Real Estate have broken big over the last few years, their chill jangle pop sound now at the forefront of mainstream alternative rock. Latest effort The Main Thing is as squeaky clean as expected, but sees the band more toothless than ever.

This is a perfectly acceptable album on the face of it, with all requisite pieces in place. The guitars chime like they need to and occasionally throw out a riff. Frontman Martin Courtney’s vocals are as plaintive and echoey as ever, and each song has a melodic phrase or two that it repeats enough times to meet requirements.

Unfortunately, the whole is certainly not the greater of its parts, as they come together to form a series of tedious tunes. The two strongest contributions are the singles: The Main Thing has a genuinely catchy chorus, while Paper Cup (featuring Grammy nominated synth-pop outfit Sylvan Esso) is a meticulously constructed pop rock number edging closer to disco than we’ve heard from Real Estate previously, that should get some decent airplay. With its more overt instrumentation such as string stabs and an overdriven guitar riff, it’s the biggest statement on the album.

Of the deep cuts, memorable moments are slim pickings. Shallow Sun has some cool instrumentation, even if the sad/happy dynamic between verse and chorus is unconvincing. Silent World is effective, with a propulsive rhythm and build accentuated with a few tasty snatches of slide guitar.

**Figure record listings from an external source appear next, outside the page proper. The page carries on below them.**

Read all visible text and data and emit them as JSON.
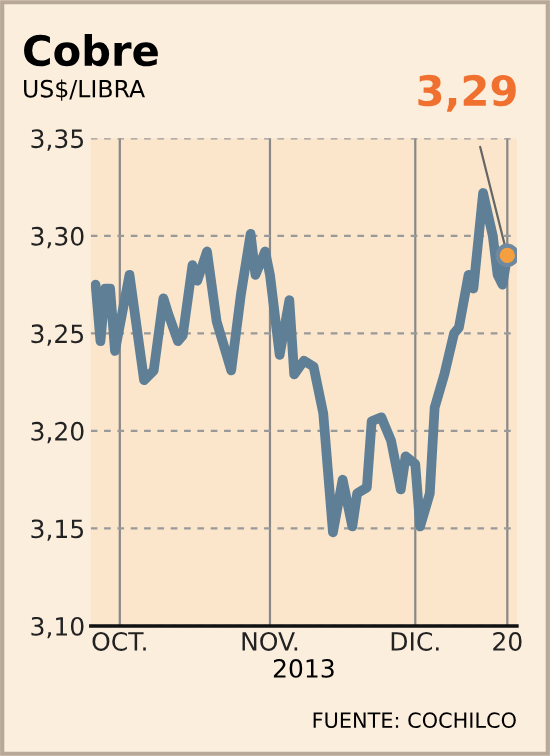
{
  "chart_data": {
    "type": "line",
    "title": "Cobre",
    "subtitle": "US$/LIBRA",
    "xlabel": "2013",
    "x": [
      "2013-09-26",
      "2013-09-27",
      "2013-09-28",
      "2013-09-29",
      "2013-09-30",
      "2013-10-03",
      "2013-10-06",
      "2013-10-08",
      "2013-10-10",
      "2013-10-11",
      "2013-10-13",
      "2013-10-14",
      "2013-10-16",
      "2013-10-17",
      "2013-10-19",
      "2013-10-21",
      "2013-10-24",
      "2013-10-26",
      "2013-10-28",
      "2013-10-29",
      "2013-10-31",
      "2013-11-01",
      "2013-11-03",
      "2013-11-05",
      "2013-11-06",
      "2013-11-08",
      "2013-11-10",
      "2013-11-12",
      "2013-11-14",
      "2013-11-16",
      "2013-11-18",
      "2013-11-19",
      "2013-11-21",
      "2013-11-22",
      "2013-11-24",
      "2013-11-26",
      "2013-11-28",
      "2013-11-29",
      "2013-12-01",
      "2013-12-02",
      "2013-12-04",
      "2013-12-05",
      "2013-12-07",
      "2013-12-09",
      "2013-12-10",
      "2013-12-12",
      "2013-12-13",
      "2013-12-15",
      "2013-12-17",
      "2013-12-18",
      "2013-12-19",
      "2013-12-20"
    ],
    "series": [
      {
        "color": "#5f7f96",
        "values": [
          3.275,
          3.246,
          3.273,
          3.273,
          3.241,
          3.28,
          3.226,
          3.231,
          3.268,
          3.26,
          3.246,
          3.249,
          3.285,
          3.277,
          3.292,
          3.256,
          3.231,
          3.27,
          3.301,
          3.28,
          3.292,
          3.28,
          3.239,
          3.267,
          3.229,
          3.236,
          3.233,
          3.209,
          3.148,
          3.175,
          3.151,
          3.168,
          3.171,
          3.205,
          3.207,
          3.195,
          3.17,
          3.187,
          3.183,
          3.151,
          3.168,
          3.212,
          3.229,
          3.25,
          3.253,
          3.28,
          3.273,
          3.322,
          3.3,
          3.28,
          3.275,
          3.29
        ]
      }
    ],
    "xlim": [
      "2013-09-25",
      "2013-12-22"
    ],
    "xticks": [
      {
        "value": "2013-10-01",
        "label": "OCT."
      },
      {
        "value": "2013-11-01",
        "label": "NOV."
      },
      {
        "value": "2013-12-01",
        "label": "DIC."
      },
      {
        "value": "2013-12-20",
        "label": "20"
      }
    ],
    "ylim": [
      3.1,
      3.35
    ],
    "yticks": [
      {
        "value": 3.1,
        "label": "3,10"
      },
      {
        "value": 3.15,
        "label": "3,15"
      },
      {
        "value": 3.2,
        "label": "3,20"
      },
      {
        "value": 3.25,
        "label": "3,25"
      },
      {
        "value": 3.3,
        "label": "3,30"
      },
      {
        "value": 3.35,
        "label": "3,35"
      }
    ],
    "grid": true,
    "line_style": "solid",
    "annotations": [
      {
        "text": "3,29",
        "x": "2013-12-20",
        "y": 3.29
      },
      "FUENTE: COCHILCO"
    ]
  }
}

The rest of the songs feel barely there. The lazy and underwritten vocal melodies are the biggest culprit, hardly extending beyond a verse on several tracks. The instrumentation doesn’t help, too intentionally unobtrusive and middle-of-the-road to save these songs. Opener Friday for instance has a smooth bassline that recalls Moon Safari era Air, but the band doesn’t commit to it strongly enough and, when paired with its simple and repetitive vocal melody, the tune achieves nothing across its five minutes. Likewise, Also A But has a looping guitar riff that has potential, but is squandered on a song that goes nowhere. Gone is minimalist and lazy, with repetitive verses and a flaccid instrumental break that dissipates in seconds. You, November and Falling Down are similar by-the-numbers tracks, the latter particularly frustrating given its weak whispery vocal and lack of atmosphere. It’s unclear whether the track is meant to be positive or wistful. Instead, it just sounds sterile.

This is a disappointing album by a band that is resting on its laurels. On 2014’s Atlas, Real Estate managed to deliver a solid set of atmospheric tracks with hooks to spare. Unfortunately they’ve retained the mood but not the substance, leaving us with an album of indie elevator music.